Proper Jekyll Front Matter

Here’s the YAML front matter for this post:

---
layout: post
title : "Switching to Jekyll"
date: 2017-08-16 21:13:50 -0400
comments: true
---

You can also have tags but I forget that exact syntax right now. I think it’d be like this: tags: [Jekyll, blogging]

Note that when I transitioned from Hugo to Jekyll I had to change the front matter of all of my existing posts. This wasn’t terrible thanks to Vim macros.

How to Preview Your Jekyll Site

bundle exec jekyll serve

How to Create a New Post for Your Jekyll Site

At this point I’m just creating a new Markdown file in the _posts and copying the correct front matter over from my most recent post. Note that it’s crucial that you name the file like so:

YYY-MM-DD-my-blog-post-title.markdown

I think the .md filename gave Jekyll trouble, or maybe it was .mdown.

How to Publish Changes to Your Jekyll Site

First, be sure you’re in your Jekyll site’s directory (for me sts10.github.io/). And then run:

bundle exec jekyll build
git add .
git commit -m "update"
git push origin master

In a minute or two your site should be updated.
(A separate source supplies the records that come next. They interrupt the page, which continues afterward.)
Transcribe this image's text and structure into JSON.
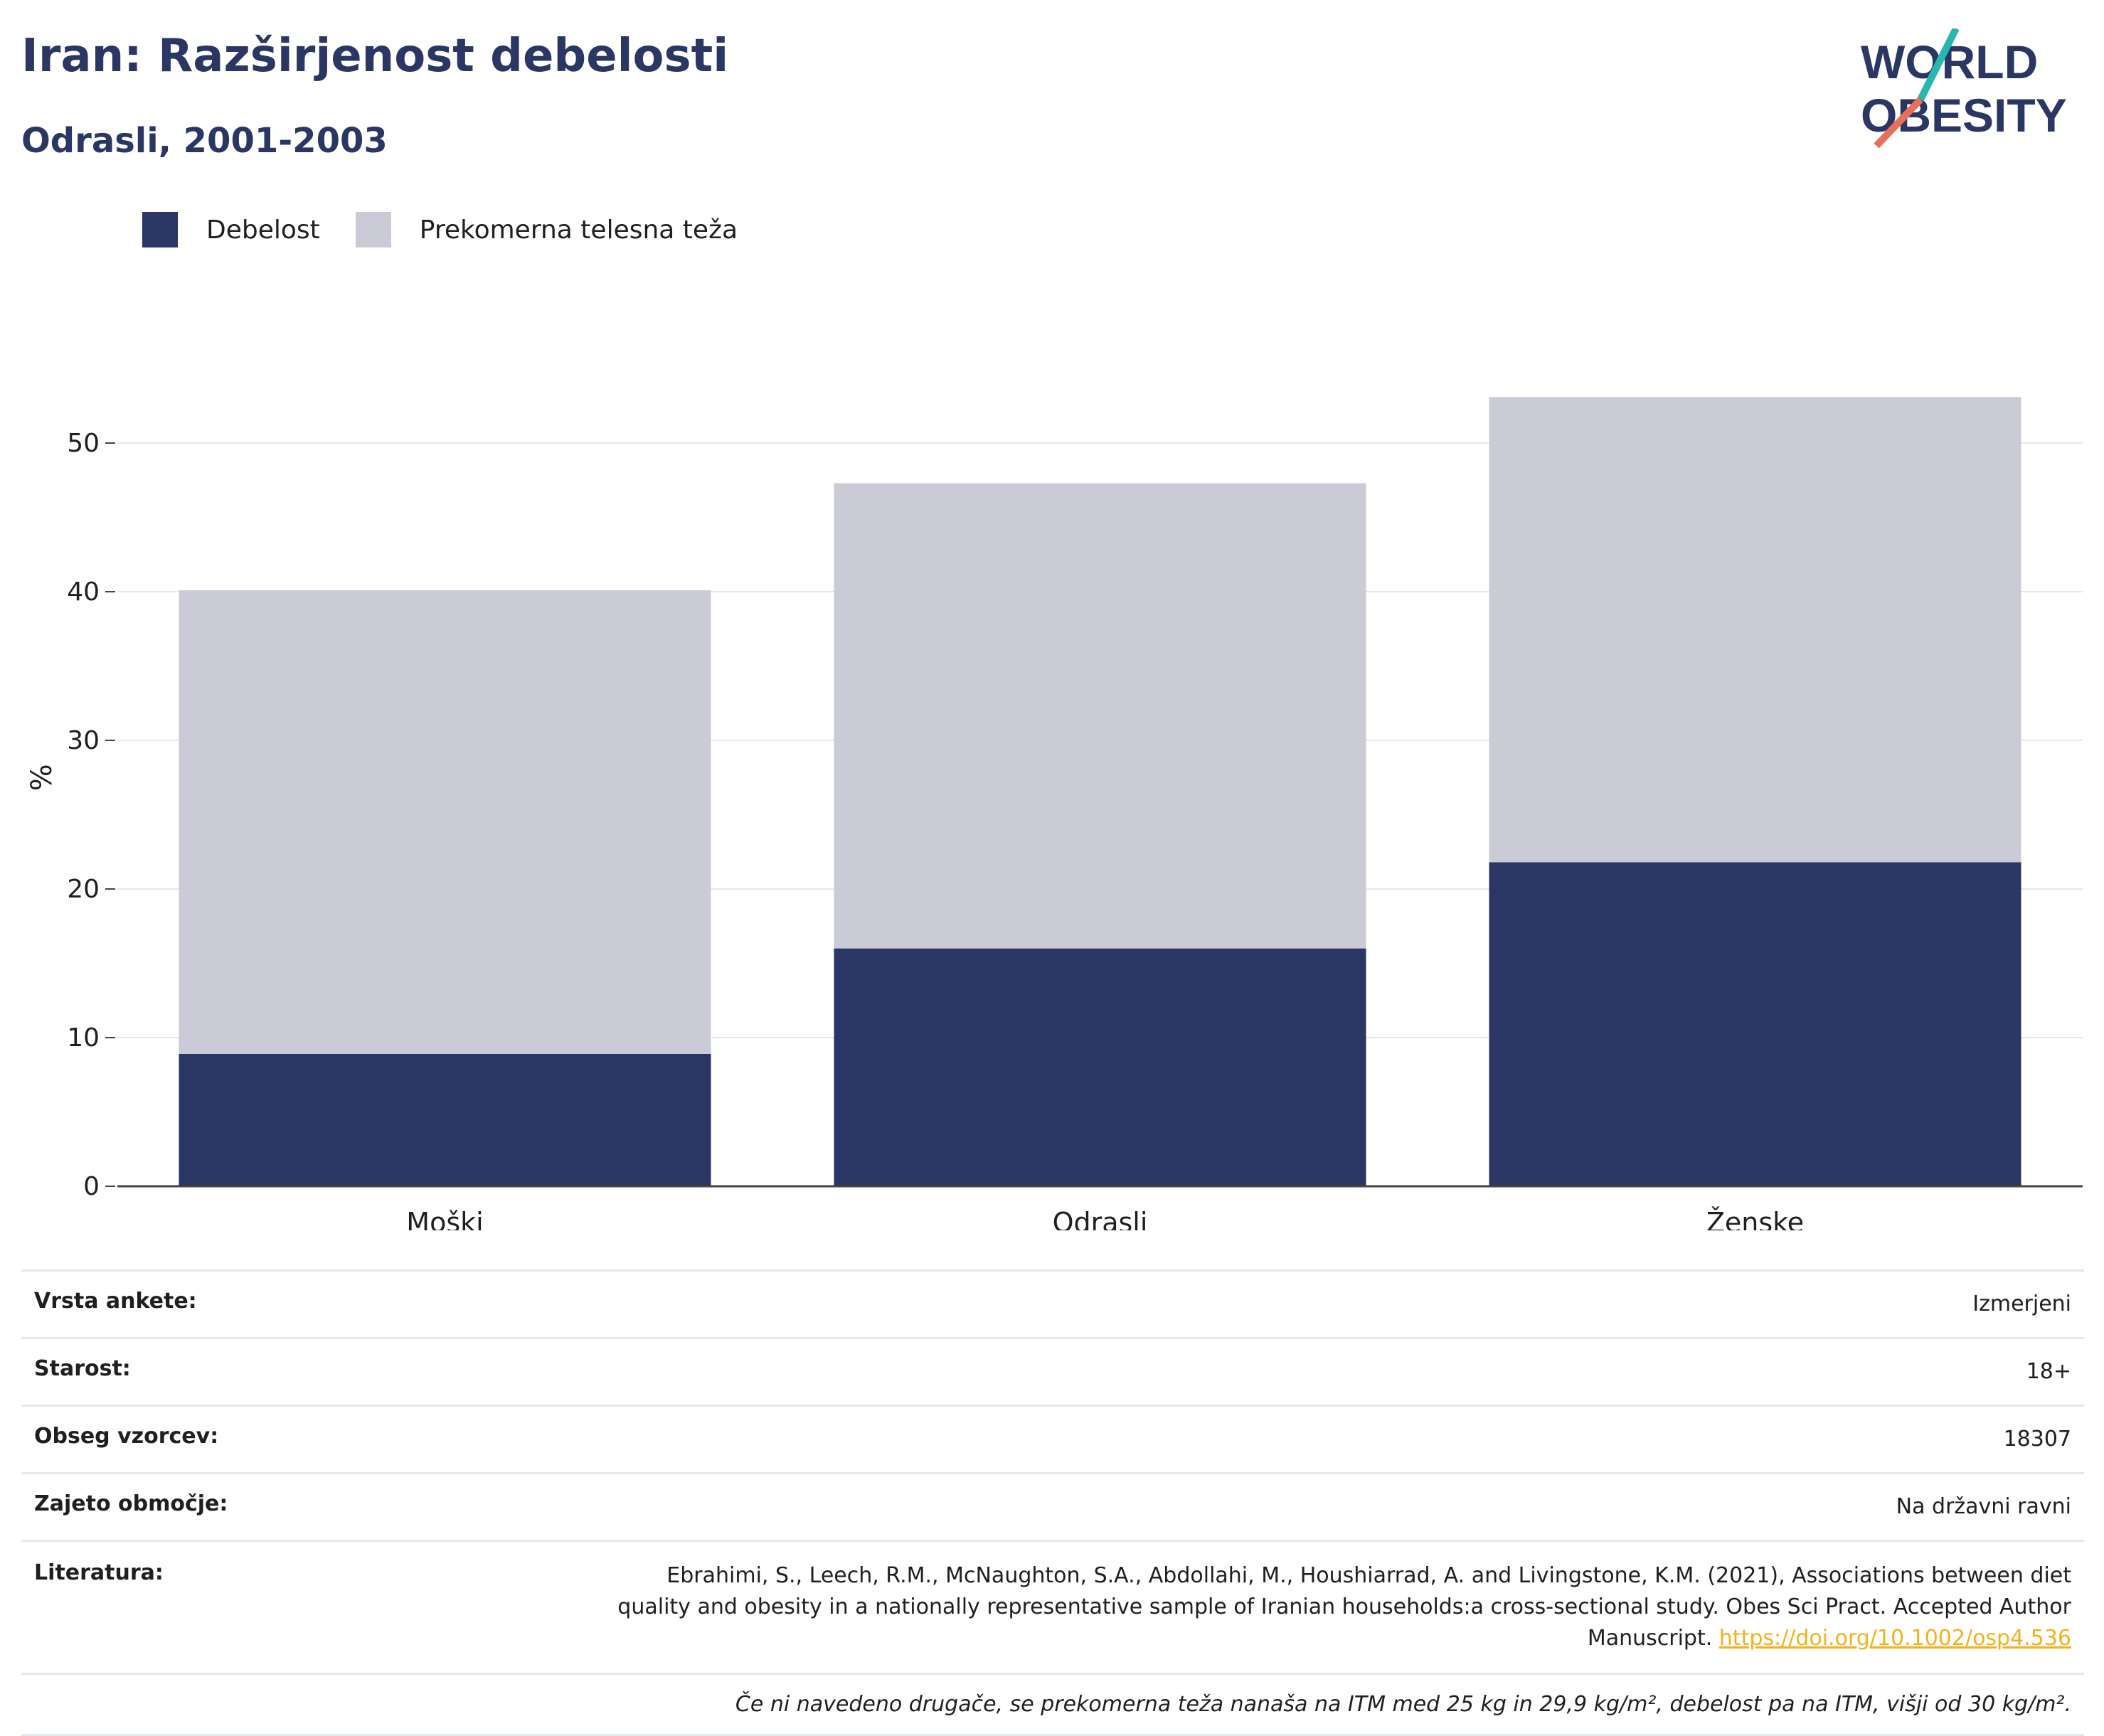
{
  "header": {
    "title": "Iran: Razširjenost debelosti",
    "subtitle": "Odrasli, 2001-2003"
  },
  "logo": {
    "line1": "WORLD",
    "line2": "OBESITY"
  },
  "colors": {
    "obesity": "#2a3663",
    "overweight": "#cacbd6",
    "accent_teal": "#29b6b1",
    "accent_coral": "#e8705a"
  },
  "legend": [
    {
      "label": "Debelost",
      "color": "#2a3663"
    },
    {
      "label": "Prekomerna telesna teža",
      "color": "#cacbd6"
    }
  ],
  "chart_data": {
    "type": "bar",
    "stacked": true,
    "categories": [
      "Moški",
      "Odrasli",
      "Ženske"
    ],
    "series": [
      {
        "name": "Debelost",
        "values": [
          8.9,
          16.0,
          21.8
        ]
      },
      {
        "name": "Prekomerna telesna teža",
        "values": [
          31.2,
          31.3,
          31.3
        ]
      }
    ],
    "ylabel": "%",
    "ylim": [
      0,
      55
    ],
    "yticks": [
      0,
      10,
      20,
      30,
      40,
      50
    ],
    "grid": true,
    "legend_position": "top-left"
  },
  "info": {
    "survey_type": {
      "label": "Vrsta ankete:",
      "value": "Izmerjeni"
    },
    "age": {
      "label": "Starost:",
      "value": "18+"
    },
    "sample": {
      "label": "Obseg vzorcev:",
      "value": "18307"
    },
    "area": {
      "label": "Zajeto območje:",
      "value": "Na državni ravni"
    },
    "literature": {
      "label": "Literatura:",
      "line1": "Ebrahimi, S., Leech, R.M., McNaughton, S.A., Abdollahi, M., Houshiarrad, A. and Livingstone, K.M. (2021), Associations between diet",
      "line2": "quality and obesity in a nationally representative sample of Iranian households:a cross-sectional study. Obes Sci Pract. Accepted Author",
      "line3": "Manuscript.",
      "doi": "https://doi.org/10.1002/osp4.536"
    },
    "note": "Če ni navedeno drugače, se prekomerna teža nanaša na ITM med 25 kg in 29,9 kg/m², debelost pa na ITM, višji od 30 kg/m²."
  }
}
Adding Disqus Comments to Your Jekyll Site

If you’re using Jekyll’s default theme, Minima, adding Disqus comments to your Jekyll site is pretty simple. In _config.yml, add the following two lines:

disqus: 
  shortname: <your-disqus-shortname>

From the Minima README: “You can find out more about Disqus’ shortnames here.” (I didn’t know what mine was off the top of my head.) Also: “If you don’t want to display comments for a particular post you can disable them by adding comments: false to that post’s YAML Front Matter.”

Downsides to the Switch

The only downsides for me so far have been:

  1. I stuck with the default theme because I don’t really care about that sort of thing these days, but it doesn’t seem like there are a ton of theme options (which surprises me). Also, the themes are installed as Ruby gems, so the layout files are not contained in your Jekyll directory but elsewhere, wherever your Ruby gems get installed.
  2. All my blog post permaURLs changed, such that all the old ones I made with Hugo over the last few months are dead.
  3. The workflow to create a new post is a little lo-fi for me, but I could definitely write a bash script to do it for me.